Fruit Tingles
- Type: Confectionery
- Place of origin: Australia
- Main ingredients: Sugar

= Fruit Tingles =

Australian confectionery brand

Fruit Tingles is a brand of confectionery originating in Australia. They are a chalky-textured, multicoloured, disc-shaped, fruit flavoured lolly.
Standard packages are 34g foil wrapped sleeves with an outer multicoloured paper wrapper, and contain 16 pieces of randomly distributed flavours. Four-pack packaging containing four rolls is common for supermarket sales.

Fruit Tingles have a long history in Australia and New Zealand, though details of their origin are sketchy. Originally manufactured by Allen's in Melbourne since the 1930s, they were rebranded in the 1990s as Wonka Fruit Tingles as part of Nestlé's purchase of the Allen's brand in 1985, and more recently became branded as Life Savers Fruit Tingles in the Asia Pacific region in 2005. They were only manufactured in New Zealand for a number of years.
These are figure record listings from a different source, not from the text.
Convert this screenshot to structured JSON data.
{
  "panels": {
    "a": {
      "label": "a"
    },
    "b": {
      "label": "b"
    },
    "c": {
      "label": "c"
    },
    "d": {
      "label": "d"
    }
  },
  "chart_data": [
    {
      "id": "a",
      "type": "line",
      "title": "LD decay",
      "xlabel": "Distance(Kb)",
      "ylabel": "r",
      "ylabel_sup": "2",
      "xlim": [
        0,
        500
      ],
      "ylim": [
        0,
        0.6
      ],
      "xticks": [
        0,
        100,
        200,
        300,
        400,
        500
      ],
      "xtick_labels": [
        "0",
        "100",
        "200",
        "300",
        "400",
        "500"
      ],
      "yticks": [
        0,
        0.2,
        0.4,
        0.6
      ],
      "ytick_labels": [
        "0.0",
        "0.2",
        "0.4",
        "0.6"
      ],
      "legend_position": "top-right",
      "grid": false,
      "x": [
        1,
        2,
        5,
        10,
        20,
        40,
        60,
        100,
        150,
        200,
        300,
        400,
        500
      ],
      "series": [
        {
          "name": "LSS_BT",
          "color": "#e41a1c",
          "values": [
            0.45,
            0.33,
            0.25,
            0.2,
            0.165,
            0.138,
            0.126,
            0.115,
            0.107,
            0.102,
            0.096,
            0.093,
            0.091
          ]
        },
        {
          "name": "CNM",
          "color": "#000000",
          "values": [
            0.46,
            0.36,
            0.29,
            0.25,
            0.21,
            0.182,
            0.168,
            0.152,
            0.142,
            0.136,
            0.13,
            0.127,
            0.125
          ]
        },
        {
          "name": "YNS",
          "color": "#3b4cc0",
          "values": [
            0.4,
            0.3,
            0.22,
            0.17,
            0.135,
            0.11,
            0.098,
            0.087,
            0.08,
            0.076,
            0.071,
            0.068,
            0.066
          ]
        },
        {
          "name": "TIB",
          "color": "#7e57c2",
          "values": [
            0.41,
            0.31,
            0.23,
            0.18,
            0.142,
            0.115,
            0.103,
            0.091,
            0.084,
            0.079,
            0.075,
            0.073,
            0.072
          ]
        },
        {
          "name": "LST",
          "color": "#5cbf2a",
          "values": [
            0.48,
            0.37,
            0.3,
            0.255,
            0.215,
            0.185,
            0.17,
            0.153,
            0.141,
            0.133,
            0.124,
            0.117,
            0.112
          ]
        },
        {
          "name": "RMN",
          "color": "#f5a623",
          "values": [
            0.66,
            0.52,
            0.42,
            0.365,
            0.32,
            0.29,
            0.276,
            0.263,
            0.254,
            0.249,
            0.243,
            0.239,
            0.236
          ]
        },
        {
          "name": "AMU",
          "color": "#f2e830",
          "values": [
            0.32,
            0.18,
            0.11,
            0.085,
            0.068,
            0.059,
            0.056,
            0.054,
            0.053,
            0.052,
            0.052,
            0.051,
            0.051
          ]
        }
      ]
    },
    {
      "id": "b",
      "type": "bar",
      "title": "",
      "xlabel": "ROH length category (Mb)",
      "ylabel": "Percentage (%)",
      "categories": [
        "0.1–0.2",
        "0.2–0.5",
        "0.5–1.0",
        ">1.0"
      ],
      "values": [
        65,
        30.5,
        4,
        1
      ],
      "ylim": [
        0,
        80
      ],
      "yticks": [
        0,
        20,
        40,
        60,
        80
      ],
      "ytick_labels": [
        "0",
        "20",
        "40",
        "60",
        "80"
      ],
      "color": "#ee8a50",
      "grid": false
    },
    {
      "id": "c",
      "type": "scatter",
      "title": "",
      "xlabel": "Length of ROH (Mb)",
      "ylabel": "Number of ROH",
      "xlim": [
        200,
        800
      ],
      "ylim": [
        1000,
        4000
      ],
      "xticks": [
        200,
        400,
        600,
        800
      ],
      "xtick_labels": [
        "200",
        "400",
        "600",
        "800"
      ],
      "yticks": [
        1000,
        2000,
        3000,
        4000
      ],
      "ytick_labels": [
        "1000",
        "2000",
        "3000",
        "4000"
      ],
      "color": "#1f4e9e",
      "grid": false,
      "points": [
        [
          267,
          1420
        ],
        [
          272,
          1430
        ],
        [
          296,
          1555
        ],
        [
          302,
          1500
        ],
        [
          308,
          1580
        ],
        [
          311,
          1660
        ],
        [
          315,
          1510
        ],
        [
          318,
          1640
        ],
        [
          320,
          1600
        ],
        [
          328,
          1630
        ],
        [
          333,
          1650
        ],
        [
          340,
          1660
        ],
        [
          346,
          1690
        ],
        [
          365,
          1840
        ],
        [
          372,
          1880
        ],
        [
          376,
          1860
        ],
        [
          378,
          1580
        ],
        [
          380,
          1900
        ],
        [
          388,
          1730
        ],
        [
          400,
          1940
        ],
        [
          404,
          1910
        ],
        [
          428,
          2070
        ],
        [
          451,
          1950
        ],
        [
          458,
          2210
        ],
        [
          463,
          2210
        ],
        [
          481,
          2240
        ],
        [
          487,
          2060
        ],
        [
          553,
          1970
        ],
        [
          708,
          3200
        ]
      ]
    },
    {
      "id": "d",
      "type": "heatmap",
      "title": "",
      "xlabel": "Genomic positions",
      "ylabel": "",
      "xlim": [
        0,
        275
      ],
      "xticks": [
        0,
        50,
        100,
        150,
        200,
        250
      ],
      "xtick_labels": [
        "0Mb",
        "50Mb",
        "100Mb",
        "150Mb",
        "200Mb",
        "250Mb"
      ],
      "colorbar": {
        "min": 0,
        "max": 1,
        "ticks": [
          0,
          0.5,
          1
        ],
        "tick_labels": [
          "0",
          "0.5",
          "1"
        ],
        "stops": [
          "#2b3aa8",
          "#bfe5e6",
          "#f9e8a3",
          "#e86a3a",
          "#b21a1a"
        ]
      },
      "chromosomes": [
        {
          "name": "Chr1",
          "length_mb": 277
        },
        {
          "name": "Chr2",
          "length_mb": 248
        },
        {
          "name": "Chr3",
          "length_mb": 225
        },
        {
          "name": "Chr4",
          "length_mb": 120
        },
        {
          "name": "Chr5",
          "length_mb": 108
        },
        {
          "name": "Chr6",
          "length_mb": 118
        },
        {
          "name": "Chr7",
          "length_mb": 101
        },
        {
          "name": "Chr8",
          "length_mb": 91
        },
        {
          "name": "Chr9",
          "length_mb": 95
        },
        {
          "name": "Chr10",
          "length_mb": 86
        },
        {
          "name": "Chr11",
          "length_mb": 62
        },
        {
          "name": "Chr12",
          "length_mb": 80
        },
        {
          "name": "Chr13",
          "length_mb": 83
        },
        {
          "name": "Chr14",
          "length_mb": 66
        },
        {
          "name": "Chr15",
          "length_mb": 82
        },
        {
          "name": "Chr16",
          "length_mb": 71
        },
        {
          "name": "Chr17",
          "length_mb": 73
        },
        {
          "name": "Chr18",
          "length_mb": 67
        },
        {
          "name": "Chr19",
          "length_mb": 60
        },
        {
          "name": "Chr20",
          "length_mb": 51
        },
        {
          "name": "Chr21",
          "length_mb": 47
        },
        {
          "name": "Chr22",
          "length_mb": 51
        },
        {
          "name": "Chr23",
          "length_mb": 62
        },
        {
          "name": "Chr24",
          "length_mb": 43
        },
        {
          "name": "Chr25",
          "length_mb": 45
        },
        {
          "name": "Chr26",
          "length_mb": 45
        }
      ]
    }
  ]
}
As of April 2019, Life Saver branded Fruit Tingles are manufactured by Darrell Lea Confectionary in Ingleburn, NSW, Australia, with five types on sale: Fruit Tingles, Musk, Pep O Mint, Fruit Pastilles and Blackcurrant Pastilles. The multicoloured "tingle" is coloured from left over colouring of the other flavours. Because of this the chance of receiving a multicoloured tingle is random.

While unique in flavour, and level of effervescence, they are most similar to Wonka brand Bottle Caps, SweeTarts in the US markets, and Refreshers in the UK.

==Nutritional information==
Ingredient list: Sugar, Glucose Syrup (from Wheat), Sodium Bicarbonate, Food Acids (296, 334), Tapioca Starch, Stabiliser (1401), Flavours, Colours (102, 110, 124, 133).
One piece (2.6g) - Energy: 10Cal / 42kJ, Sodium: 27 mg /1% DV, Carbohydrates: 2.5g /1%DV (2.4g from Sugars).
Not a significant source of Fat, Cholesterol, Protein, or Dietary Fibre.

Fruit Tingles are Halal and Kosher confectionery.

==Medical==
- Dental Decay: Fruit Tingle are high in sugar (over 80% of the ingredients are sugar), and have a pH of 2.35 making them extremely acidic, and thus damaging to tooth enamel.
- Since Darrell Lea took over production, the ingredients have included Modified Starch (1440) derived from wheat, and thus the product is no longer gluten-free.